I get in the taxi at the airport wanting just to go home.
“What’s the postal code?” the driver asks.
I wonder why he is asking but I tell him anyway. (Hey, some of us are overly compliant).
He plugs it into his Global Positioning Device and tells me my address. As we drive home he follows the map on his little screen which, when the time is right, speaks out to him about left and right turns and how far until his next action is required. “We expect to be there in 28 minutes,” he tells me.
We arrive right on time. But he stops on the wrong side of the street. His machine didn’t know the houses were numbered differently here.
There is no way to let it know.
* * *
I receive a text message from my niece. “CU sn” it says. “Bwl. Kp cl.”
“What is she saying?” I wonder to myself. Text language, I know. But not my daily fare. I pronounce it out slowly. See- you- soon. Be- well. Keep- cool. Why didn’t she just say that? Efficiency, I think. Busy life, jumping from one moment to the next and then moving on. What happened to taking a minute to write? “She did”, someone tells me, later when I am complaining like an old man.
“Choose one to talk to an operator,” the phone barks at me as I am waiting to pay my bills by telephone. “For a more efficient service visit www.ourservice.com” the robot repeats for the one thousandth time today. “If it is more convenient for you, you can just say “operator–” it hints. “Operator” I say, because none of the available options fit my question. Another robot responds. Where are the people? Maybe they are managing the website. But when I go on-line, the program tells me to call. Help!!
How can I “communicate” with a machine?
* * *
I am thinking I do not know how to talk to anyone anymore. I am used to, well, sentences: full sentences; subject, verb, and all that stuff that was drilled into me so many years ago.
Who knows what people are saying nowadays?
Gets me to wondering, it does. Do I really know “well, okay, “do we really know” – what people are saying when they talk to us?

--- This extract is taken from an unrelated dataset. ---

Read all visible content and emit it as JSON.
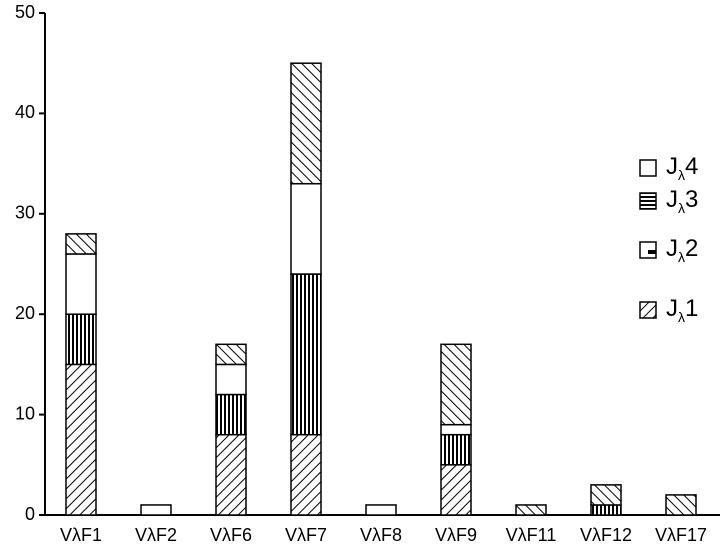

“Was–up, Thom?” Carla asks as I walk into the room where she is busy on the chat line. What does she mean, really? Is it a question or a greeting? How should I respond? Should I even respond?

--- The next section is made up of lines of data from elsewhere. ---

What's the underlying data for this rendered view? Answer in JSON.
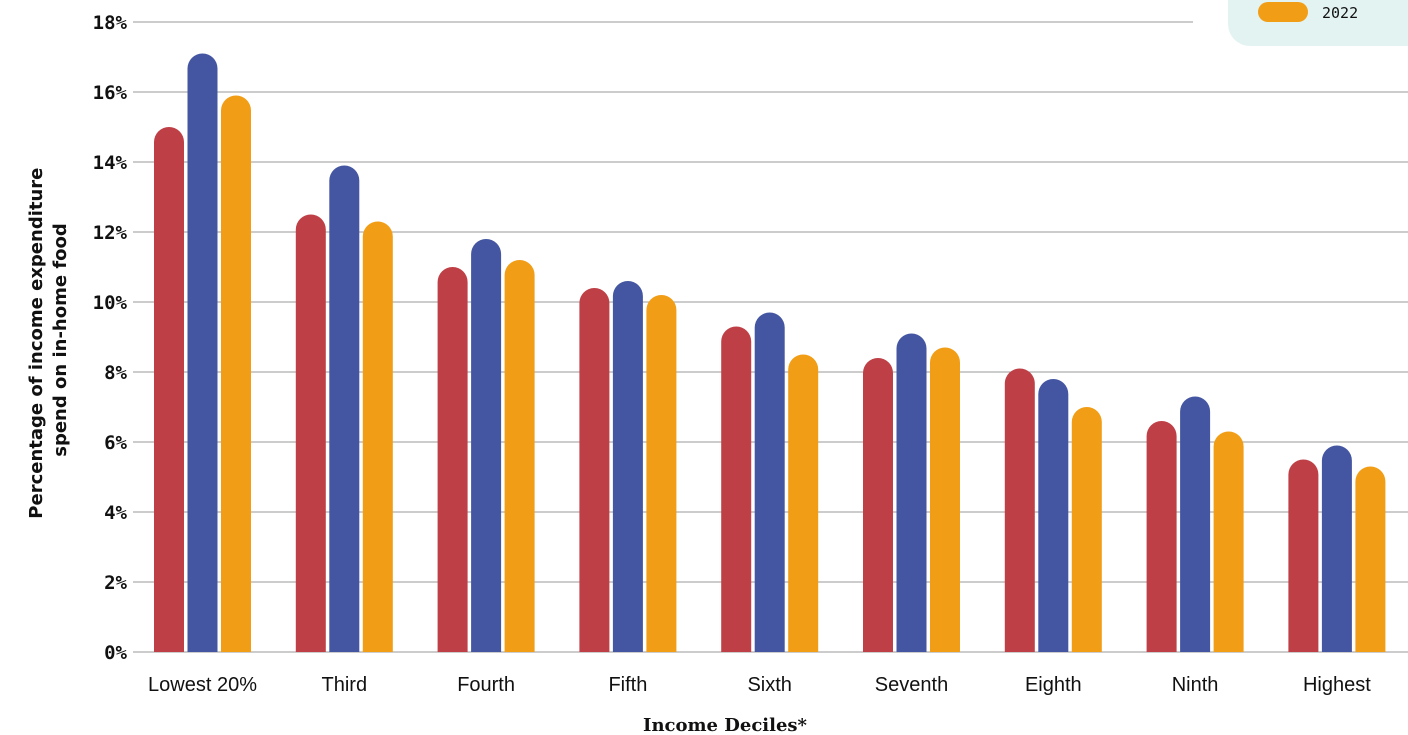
{
  "chart_data": {
    "type": "bar",
    "xlabel": "Income Deciles*",
    "ylabel_lines": [
      "Percentage of income expenditure",
      "spend on in-home food"
    ],
    "ylim": [
      0,
      18
    ],
    "y_tick_step": 2,
    "y_tick_labels": [
      "0%",
      "2%",
      "4%",
      "6%",
      "8%",
      "10%",
      "12%",
      "14%",
      "16%",
      "18%"
    ],
    "grid": true,
    "legend_position": "top-right",
    "categories": [
      "Lowest 20%",
      "Third",
      "Fourth",
      "Fifth",
      "Sixth",
      "Seventh",
      "Eighth",
      "Ninth",
      "Highest"
    ],
    "series": [
      {
        "name": "",
        "color": "#be4046",
        "values": [
          15.0,
          12.5,
          11.0,
          10.4,
          9.3,
          8.4,
          8.1,
          6.6,
          5.5
        ]
      },
      {
        "name": "",
        "color": "#4456a2",
        "values": [
          17.1,
          13.9,
          11.8,
          10.6,
          9.7,
          9.1,
          7.8,
          7.3,
          5.9
        ]
      },
      {
        "name": "2022",
        "color": "#f19d16",
        "values": [
          15.9,
          12.3,
          11.2,
          10.2,
          8.5,
          8.7,
          7.0,
          6.3,
          5.3
        ]
      }
    ]
  }
}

Don’t get me wrong. I am not stupid “well, not terribly stupid anyway “but I do wonder if I understand what is being said to me these days.
So, I ask Kelly about it.
She sends me the following ... idunno. hru? Im hanging 2day with my bf and my bff. snowing a lot. imsb kwim? If i see the cat fall off that table again i will be roflmao, iykwim. hth tlk2ul8r. K.
Now I don’t know if I know what she means either. “What is she saying?” I wonder as I scratch a thinning head. (SMHID)
* * *
Young people “talk” to us all the time. They speak, we listen and then we respond. But somewhere between the speaking and the responding something else happens as we try to make sense of what we think we heard. And yes, I realize that I just said “think we heard”. Because, it seems to me, that is all we can do. We can never know what was said, only what we think we heard.
I was having an email exchange with a friend the other day and she asked if I was annoyed? I wasn’t. But when we use forms of electronic communication which are so popular today we do not have some of the elements of context which we often use in helping us to interpret what is being said verbally. The flippant remark, accompanied by a smile; the question which comes with sad eyes; the comment which interrupts the middle of our sentence.
In many ways, for example, internet communication is much more linear than our normal conversations “after all, the sentence is not sent until we complete it and push send “whereas in normal conversation (sorry about the word normal) the other person often speaks, makes a gesture, acknowledges when we are part way through our sentence.
Imagine this for a moment.
T and K are having an internet “chat”. T is annoyed. “u r ssinf” he enters and presses send. (You are so stupid it’s not funny).
K responds with anger, as well she might.
Now imagine this.
T and K are having a face to face conversation. T is annoyed. “You are so ... ” he starts
“Don’t go there,” K interrupts holding up her hand like a stop sign.
T stops and the insult is never delivered.
Sometimes, unfortunately, when I watch the communication between worker and young person, it looks more like a linear text communication, to me, than a real dialogue. Worker gets a thought, forms the words and “presses send” and the words come out “no opportunity for interruption, no consideration of context, no thought of hesitation based on spontaneous feedback.
One of the things that has happened for myself and a number of my friends is that, over time, we have become more mindful of how electronic communications might be interpreted on the other end. I know I sometimes ask myself “how might this be interpreted?” And sometimes, based on my answer to myself, I re-word how I was going to “say” it.
I just gotta say, “Sometimes I wish we took the same consideration when talking to young people”.